Figure 1. (a) Editing scheme for HERCULES-2 with a wider-band lobe at 4.04 ppm and narrow-band lobes at 1.9 and 4.58 ppm; (b) corresponding editing waveforms; (c) pulse sequence diagram for HERCULES-2 with semi-LASER. Excitation was performed using the frequency-modulated pulse. Refocusing was performed using two pairs of broadband adiabatic GOIA pulses with amplitude and frequency modulation. Gx, Gy, and Gz are gradients in the x, y, and z directions respectively.

Figure 2. Location of the 27-mL voxel in the medial parietal lobe.

Figure 3. Signal intensities of Asc, GABA, Asp and Lac across B1 variations based on PRESS and semi-LASER localization.

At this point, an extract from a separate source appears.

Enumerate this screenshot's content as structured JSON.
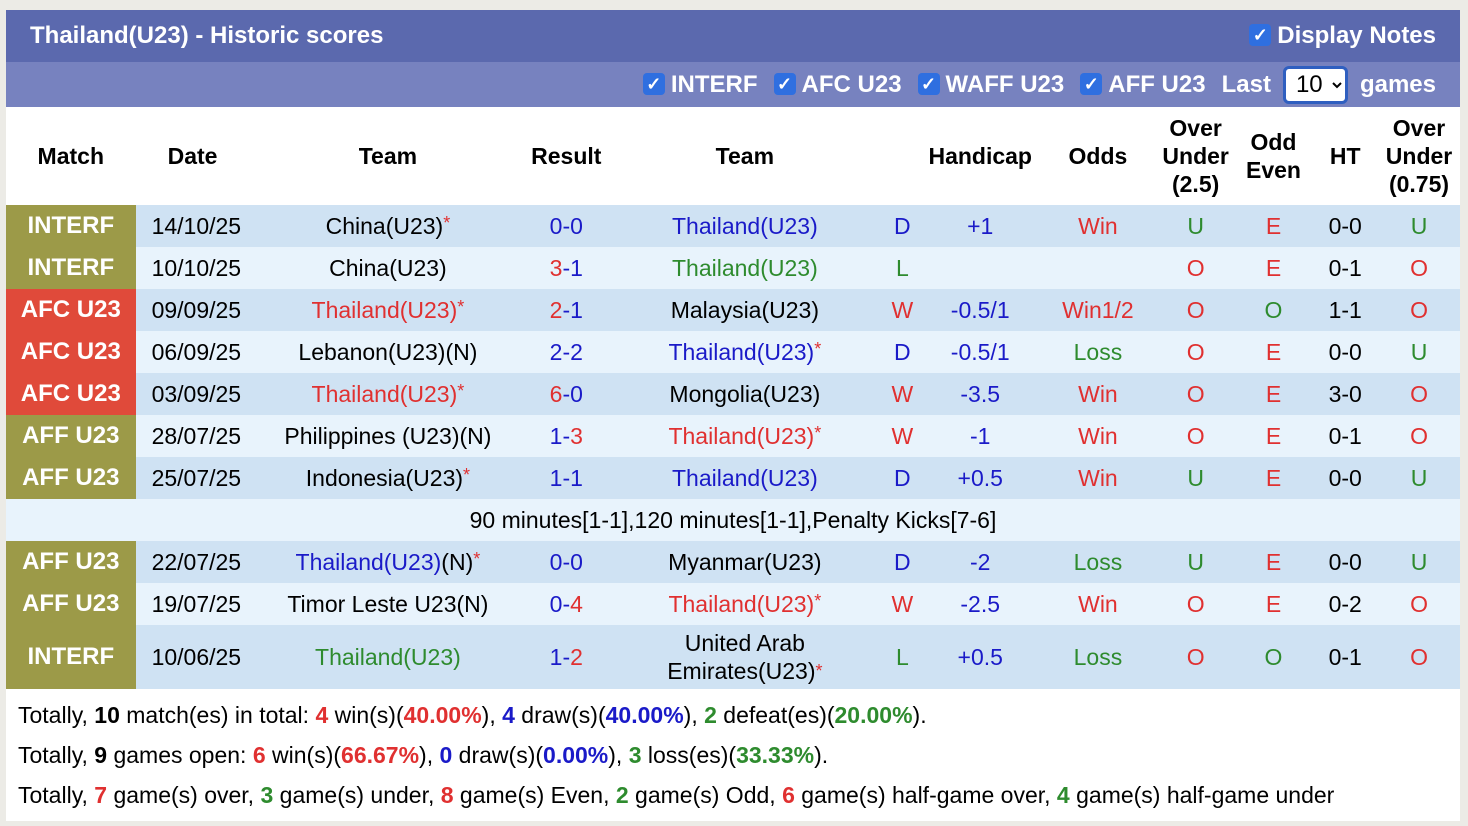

Figure 4. (a) An example of the sub-spectra acquired with semi-LASER localization, (b) sub-spectra acquired with PRESS localization and (c) in vivo average sum and edited spectra from the HERCULES-2 editing scheme acquired with PRESS (black) and semi-LASER (blue). The Hadamard combinations for the sum (A+B+C+D), GABA-edited (-A-B+C+D) and GSH-edited (A-B+C-D) spectra are shown.

Table 1. Comparison of signal ratios between HERCULES-1 and 2 with PRESS localization using 21 points simulations, and between HERCULES-2 PRESS and semi-LASER using voxel center simulations.